There has been a considerable amount of work put into postgres over the past few years for getting it to handle your data regardless of what it looks like. The developers seem to have a very good grasp on the fact that not all data is alike, and giving tools that will work well, and together with, all your data leads to a lot fewer headaches in the long run.
Really like this article. I try not to dump on MongoDB too much because frankly I have never taken the time to understand its internals. I constrain my criticisms to particular unnecessary failures/inadequacies that I personally have experienced (or any "I'll just use mongodb so I don't have to worry about my data" sentiment).
I like this too. There's very little to criticize, since it basically tells it exactly like it is without too much embellishment, and makes intelligent, honest conclusions.

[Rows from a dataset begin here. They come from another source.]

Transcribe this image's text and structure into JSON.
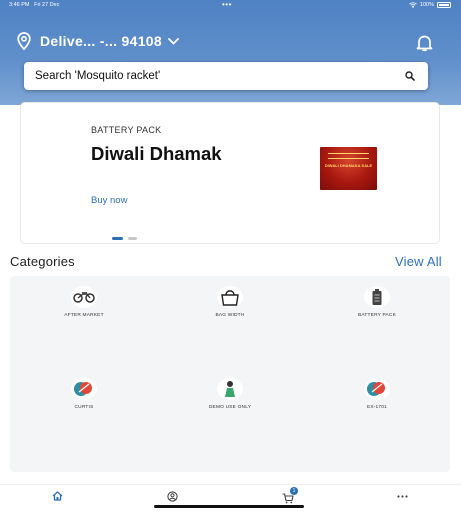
{
  "status_bar": {
    "time": "3:46 PM",
    "date": "Fri 27 Dec",
    "dots": "•••",
    "battery": "100%"
  },
  "header": {
    "location_label": "Delive...   -... 94108",
    "search_text": "Search 'Mosquito racket'"
  },
  "banner": {
    "kicker": "BATTERY PACK",
    "title": "Diwali Dhamak",
    "cta": "Buy now",
    "image_text": "DIWALI DHAMAKA SALE"
  },
  "categories": {
    "title": "Categories",
    "view_all": "View All",
    "items": [
      {
        "label": "AFTER MARKET",
        "icon": "motorbike-parts-icon"
      },
      {
        "label": "BAG WIDTH",
        "icon": "bag-icon"
      },
      {
        "label": "BATTERY PACK",
        "icon": "battery-icon"
      },
      {
        "label": "CURTIS",
        "icon": "curtis-logo-icon"
      },
      {
        "label": "DEMO USE ONLY",
        "icon": "demo-figure-icon"
      },
      {
        "label": "EX-1701",
        "icon": "ex-logo-icon"
      }
    ]
  },
  "bottom_nav": {
    "items": [
      "home-icon",
      "profile-icon",
      "cart-icon",
      "more-icon"
    ],
    "cart_count": "1"
  },
  "colors": {
    "header": "#5a8ac9",
    "accent": "#2d6fb3"
  }
}
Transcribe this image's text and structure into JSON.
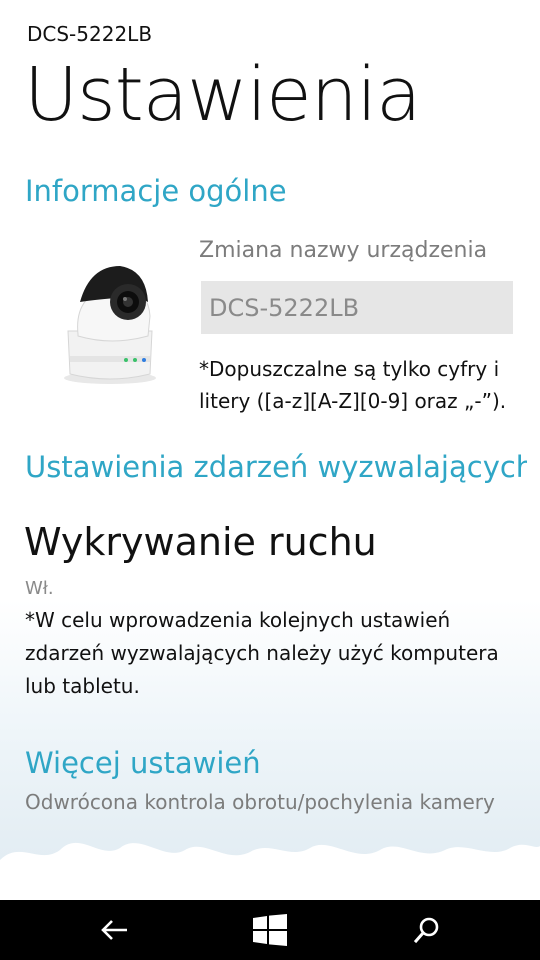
{
  "header": {
    "device_name": "DCS-5222LB",
    "page_title": "Ustawienia"
  },
  "general": {
    "section_title": "Informacje ogólne",
    "rename_label": "Zmiana nazwy urządzenia",
    "rename_value": "DCS-5222LB",
    "rename_hint": "*Dopuszczalne są tylko cyfry i litery ([a-z][A-Z][0-9] oraz „-”)."
  },
  "events": {
    "section_title": "Ustawienia zdarzeń wyzwalających",
    "motion_title": "Wykrywanie ruchu",
    "motion_status": "Wł.",
    "motion_note": "*W celu wprowadzenia kolejnych ustawień zdarzeń wyzwalających należy użyć komputera lub tabletu."
  },
  "more": {
    "section_title": "Więcej ustawień",
    "item_label": "Odwrócona kontrola obrotu/pochylenia kamery"
  },
  "navbar": {
    "back_icon": "back-arrow-icon",
    "start_icon": "windows-logo-icon",
    "search_icon": "search-icon"
  },
  "colors": {
    "accent": "#2fa6c6",
    "navbar": "#000000"
  }
}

Article is spot on about mongodb being ideal for online games. We use it as the main datastore for our latest game, and it has worked out very well for us. My main gripes with it has been key values taking up too much space and how difficult it is to shard. I think Rethink DB will be even better once that matures.
I think the genius referred to is in its simplicity. This simplicity let MongoDB get a product to market very quickly, as well as the inherent goodness of making simple things.
I think in MongoDB's case, the getting-to-market part pushed a little too hard on the make-it-simply part. Simple is good but a thing should be as simple as possible, no less.
Its apparent simplicity to _developers_ was certainly a good marketing tool, but it did come with tradeoffs; some of its limitations imply a considerable amount of developer and operational complexity if you actually want to use it.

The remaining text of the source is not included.